Abstract

 

Foreground segmentation for video frames plays an important role in video surveillance, pattern recognition, video indexing, and video coding. Due to the large amount of video data, videos have to be compressed before storage and transmission. Foreground segmentation based on the compressed information prevents from processing the original frame, therefore, is an algorithm suitable for real-time systems.

 

In recent years, video compression standards had been promoted rapidly. In the H.264/AVC video coding standard, in addition to motion vectors, there are also seven-mode block partitions which can provide extra information for segmentation. In the proposed algorithm for moving object segmentation of video acquired by moving cameras, we first approximate the relative global motion model using motion vectors, then mark the blocks with motion vectors differed from the global motion by a certain amount as foreground blocks. During the procedure described above, according to the different block partition modes, we can choose preferable MVs for estimating the global motion, moreover, improve the accuracy of the judgments on blocks as being foreground or background.
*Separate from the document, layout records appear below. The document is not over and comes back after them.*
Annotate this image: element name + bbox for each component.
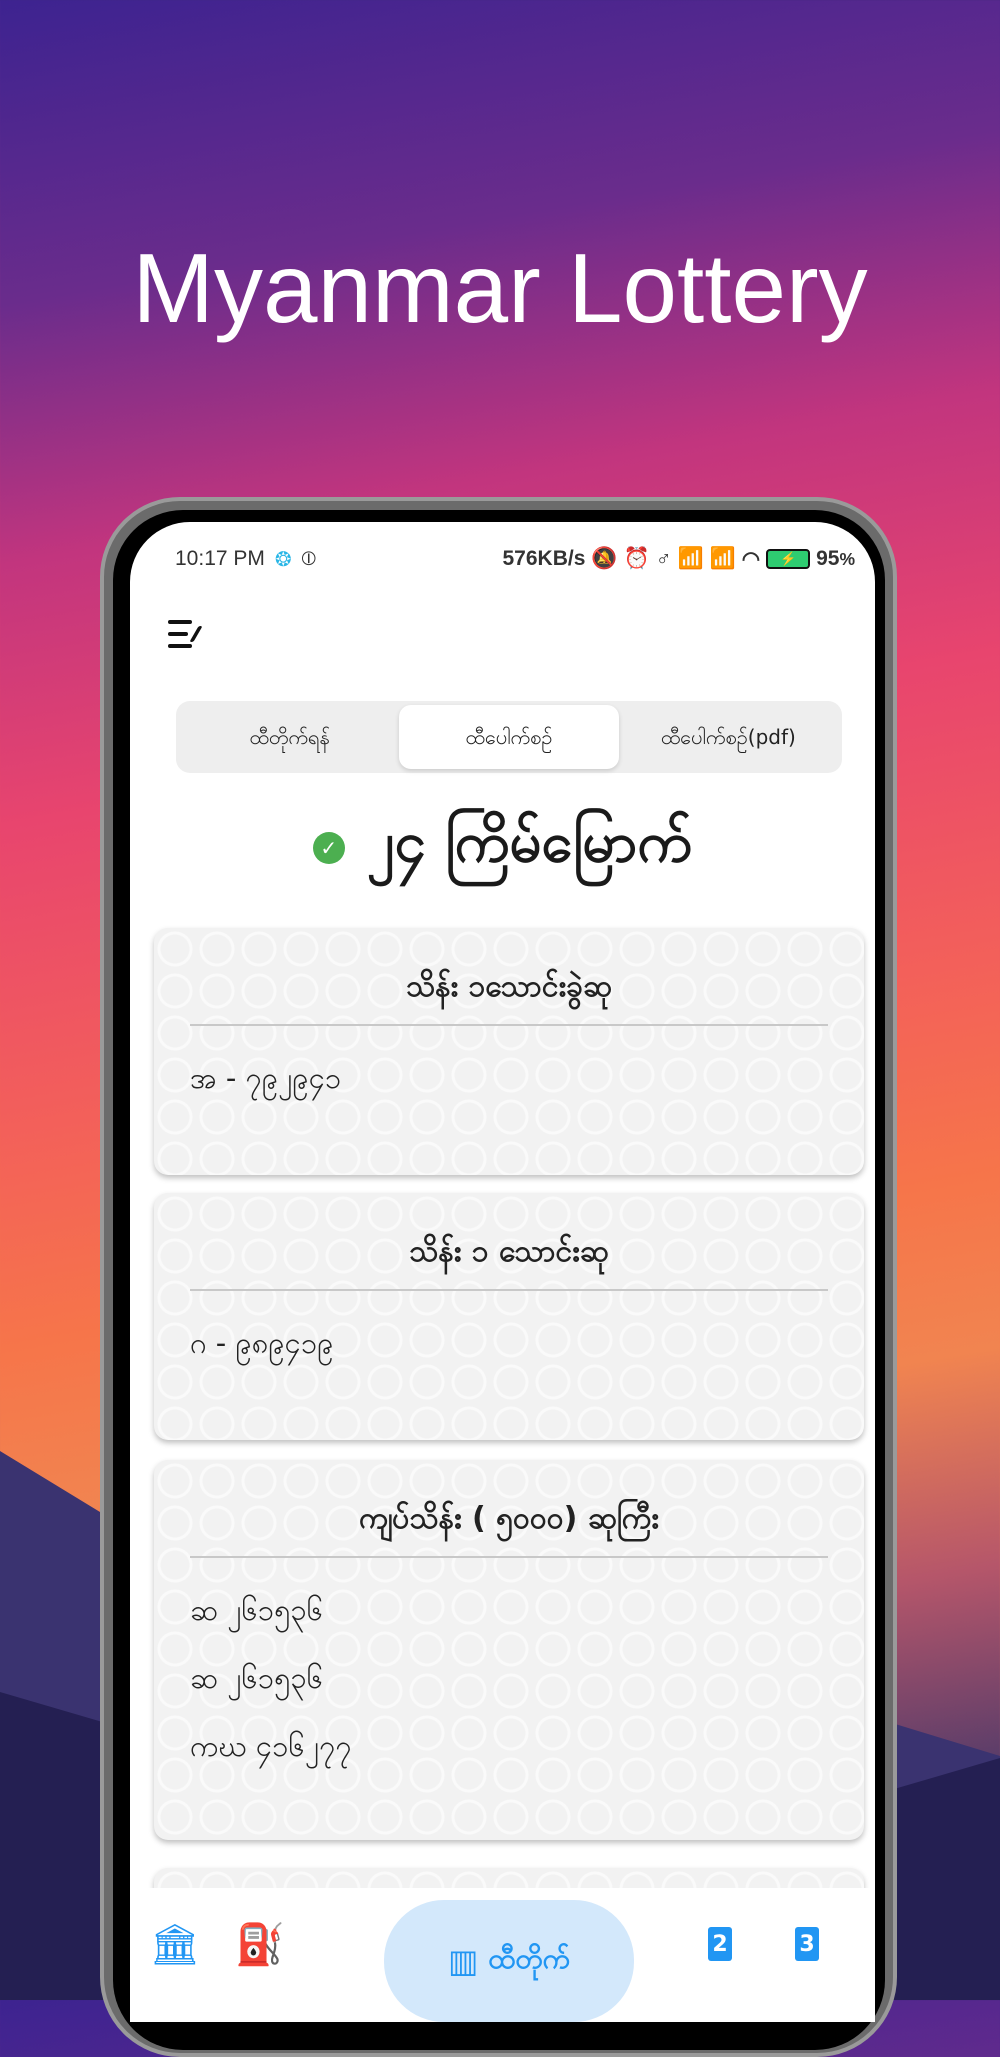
prize-title: ကျပ်သိန်း ( ၅၀၀၀) ဆုကြီး — [359, 1501, 659, 1536]
tab-bar: ထီတိုက်ရန် ထီပေါက်စဉ် ထီပေါက်စဉ်(pdf) — [176, 701, 842, 773]
alarm-icon: ⏰ — [623, 547, 650, 570]
nav-3d[interactable]: 3 — [767, 1888, 847, 2000]
prize-card: သိန်း ၁သောင်းခွဲဆု အ - ၇၉၂၉၄၁ — [154, 928, 864, 1175]
prize-number: ဆ ၂၆၁၅၃၆ — [190, 1661, 324, 1695]
prize-card: သိန်း ၁ သောင်းဆု ဂ - ၉၈၉၄၁၉ — [154, 1193, 864, 1440]
prize-title: သိန်း ၁ သောင်းဆု — [409, 1234, 609, 1269]
draw-number: ၂၄ ကြိမ်မြောက် — [366, 810, 693, 875]
nav-lottery-label: ထီတိုက် — [488, 1942, 570, 1975]
bottom-nav: 🏛 ⛽ ▥ ထီတိုက် 2 3 — [130, 1888, 875, 2022]
promo-title: Myanmar Lottery — [132, 233, 868, 343]
bluetooth-headset-icon: ♂ — [655, 547, 672, 570]
app-screen: 10:17 PM ❂ ⦶ 576KB/s 🔕 ⏰ ♂ 📶 📶 ◠ ⚡ 95% ထ… — [130, 522, 875, 2022]
number-3-icon: 3 — [795, 1927, 819, 1961]
wifi-icon: ◠ — [741, 547, 761, 571]
menu-icon[interactable] — [168, 620, 204, 648]
aperture-icon: ❂ — [274, 548, 292, 571]
status-bar: 10:17 PM ❂ ⦶ 576KB/s 🔕 ⏰ ♂ 📶 📶 ◠ ⚡ 95% — [175, 544, 855, 574]
tab-lottery-results-pdf[interactable]: ထီပေါက်စဉ်(pdf) — [619, 705, 838, 769]
tab-lottery-check[interactable]: ထီတိုက်ရန် — [180, 705, 399, 769]
bar-chart-icon: ▥ — [448, 1942, 479, 1980]
net-speed: 576KB/s — [502, 547, 586, 570]
nav-2d[interactable]: 2 — [685, 1888, 755, 2000]
battery-unit: % — [839, 549, 855, 569]
status-time: 10:17 PM — [175, 547, 265, 570]
prize-title: သိန်း ၁သောင်းခွဲဆု — [405, 969, 613, 1004]
nav-lottery[interactable]: ▥ ထီတိုက် — [384, 1900, 634, 2022]
tab-lottery-results[interactable]: ထီပေါက်စဉ် — [399, 705, 619, 769]
nav-fuel[interactable]: ⛽ — [210, 1888, 310, 2000]
prize-number: အ - ၇၉၂၉၄၁ — [190, 1061, 342, 1095]
signal-icon: 📶 — [677, 547, 704, 570]
number-2-icon: 2 — [708, 1927, 732, 1961]
thermometer-icon: ⦶ — [301, 547, 317, 570]
mute-bell-icon: 🔕 — [591, 547, 618, 570]
nav-bank[interactable]: 🏛 — [130, 1888, 220, 2000]
signal-icon-2: 📶 — [709, 547, 736, 570]
fuel-pump-icon: ⛽ — [235, 1921, 285, 1968]
prize-number: ဂ - ၉၈၉၄၁၉ — [190, 1326, 334, 1360]
battery-icon: ⚡ — [766, 549, 811, 569]
bank-icon: 🏛 — [149, 1921, 201, 1968]
prize-number: ဆ ၂၆၁၅၃၆ — [190, 1593, 324, 1627]
check-circle-icon: ✓ — [312, 832, 345, 864]
draw-heading: ✓ ၂၄ ကြိမ်မြောက် — [130, 807, 875, 889]
prize-card: ကျပ်သိန်း ( ၅၀၀၀) ဆုကြီး ဆ ၂၆၁၅၃၆ ဆ ၂၆၁၅… — [154, 1460, 864, 1840]
battery-level: 95 — [816, 547, 840, 570]
prize-number: ကဃ ၄၁၆၂၇၇ — [190, 1729, 352, 1763]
Finally, we refine the results with spatial and temporal filters for removing noises and segment foreground blocks by the proposed adaptive threshold.

 

With the use of motion vectors, we can process the video data for moving cameras in the compressed domain. It makes this algorithm more practical in applications rather than many object segmentation methods using spatial domain information. It also reduces the computational costs and can be used for real-time systems.